Middlemen have been enabled by bad money. In general 'commodity speculators' take the slack out of markets. Grain Merchants for example. Been around for donkeys years and enable farmers to get a fixed forward price. A type of insurance.But once you have oodles of bank credit etc you can start to pay the speculation game. And that's not good. As ever all the rot returns to bad money.

Mark Wadsworth said...

L, private speculators taking positions on freely traded commodities and doing arbitrage with their own money are fine, I've no problem with that.
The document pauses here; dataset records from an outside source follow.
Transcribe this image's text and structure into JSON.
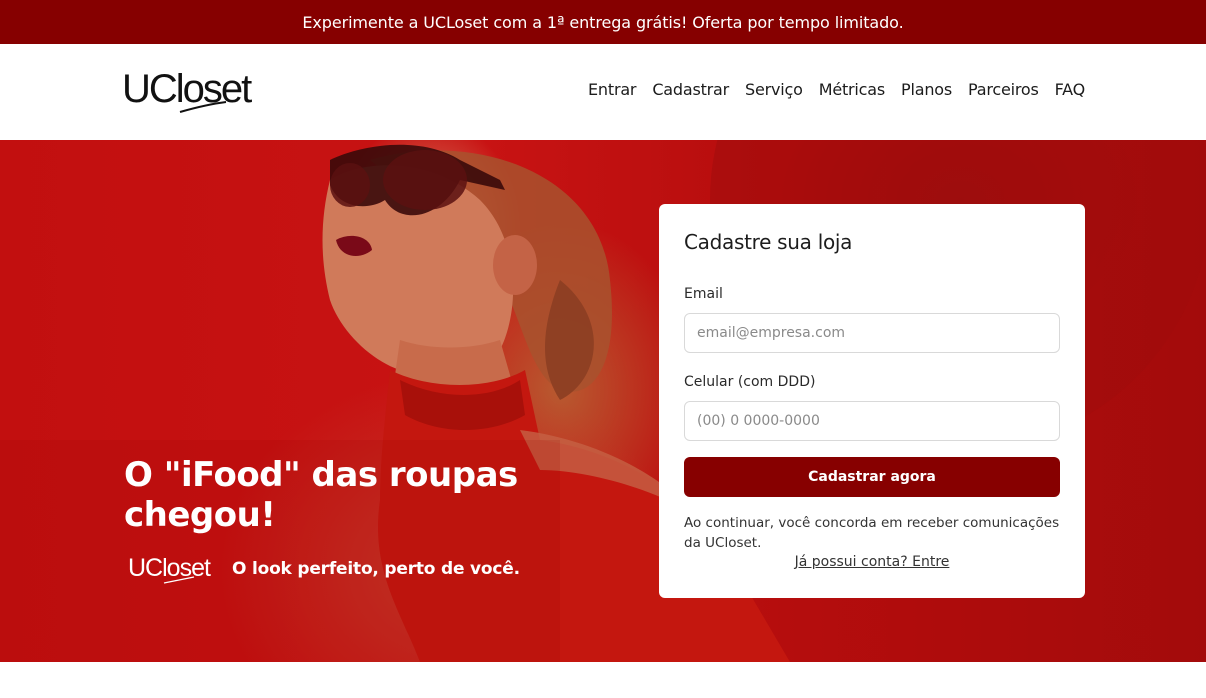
{
  "promo": {
    "text": "Experimente a UCLoset com a 1ª entrega grátis! Oferta por tempo limitado."
  },
  "header": {
    "logo_text": "UCloset",
    "nav": [
      "Entrar",
      "Cadastrar",
      "Serviço",
      "Métricas",
      "Planos",
      "Parceiros",
      "FAQ"
    ]
  },
  "hero": {
    "title": "O \"iFood\" das roupas chegou!",
    "sub_logo_text": "UCloset",
    "subtitle": "O look perfeito, perto de você."
  },
  "signup": {
    "title": "Cadastre sua loja",
    "email_label": "Email",
    "email_placeholder": "email@empresa.com",
    "phone_label": "Celular (com DDD)",
    "phone_placeholder": "(00) 0 0000-0000",
    "submit_label": "Cadastrar agora",
    "consent_text": "Ao continuar, você concorda em receber comunicações da UCloset.",
    "login_link": "Já possui conta? Entre"
  },
  "colors": {
    "brand": "#860000",
    "hero_red": "#c20f0f",
    "button": "#870000"
  },
  "icons": {
    "logo": "ucloset-logo",
    "hero_image": "woman-with-sunglasses-photo"
  }
}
As you say, type of insurance.

Soros might have made a few £billion for himself when GBP crashed out of ERM, but in the medium term, he did us a huge favour. If he'd been wrong and made a massive loss, who cares?

What is not fine is middlemen who somehow have a monopoly on imposing themselves between supplier and customer.

In the case of location values, the supplier is government/society and the customer is the person who lives there. Landlords collecting rent are a huge cost to govenment/society.

In my line of work, it's auditors - there is a legal obligation (also imposed by stock exchanges) to have accounts 'audited' which enables 'auditors' to charge vast amounts of money for a service which serves no useful purpose and for which there would be no demand (in the absence of the legal obligation).

Far better for companies to have the option of getting an insurer to underwrite their liabilities if they wish. With their own money at stake, you can bet that such insurers would be far better at rooting out fraud and error.

If a business doesn't want to pay insurance, then act in a trustworthy way, or just don't have any (big) liabilities in the first place.

Bayard said...

L,M, I've heard that EU governments are talking about bailing out brokers' margin calls. Is this just more shovelling money at middlemen?

Mark Wadsworth said...

B, if true, that is an outrage. EU is 60% bad, 40% good. Now we're out, I like to highlight some of the 40% good bits, in the spirit of fairness and being a good winner.

Lola said...

MW Agreed. In my line of work substitute 'pensions specialists' for 'auditors'.

Lola said...

B. Really? That is astonishing. Are they German or French brokers?

Mark Wadsworth said...

L, oh god, don't start me on 'actuaries'. It's a spreadsheet nowadays. Garbage in, garbage out. With a huge price tag.

Bayard said...

M, L, https://oilprice.com/Latest-Energy-News/World-News/How-European-Utilities-Can-Survive-1-Trillion-In-Margin-Calls.html

Mark Wadsworth said...

B, not enough info.

Who sold or bought what forward to whom? Who is asking for the margin payments?

(When I used to dabble in this stuff, I would e.g. buy JPY forward, if it went against me (i.e. JPY fell), the broker would ask me to bump up my deposit to cover the potential loss from that contract. I know the basics. Golden rule, if they ask for a margin payment, make the payment and cut your losses by closing the contract.)

Bayard said...

"Who sold or bought what forward to whom? Who is asking for the margin payments?"

Don't ask me, that article and others like it is all I have to go on. I know nothing about margin payments except what you have told me above. The subject just had the stench of corruption about it.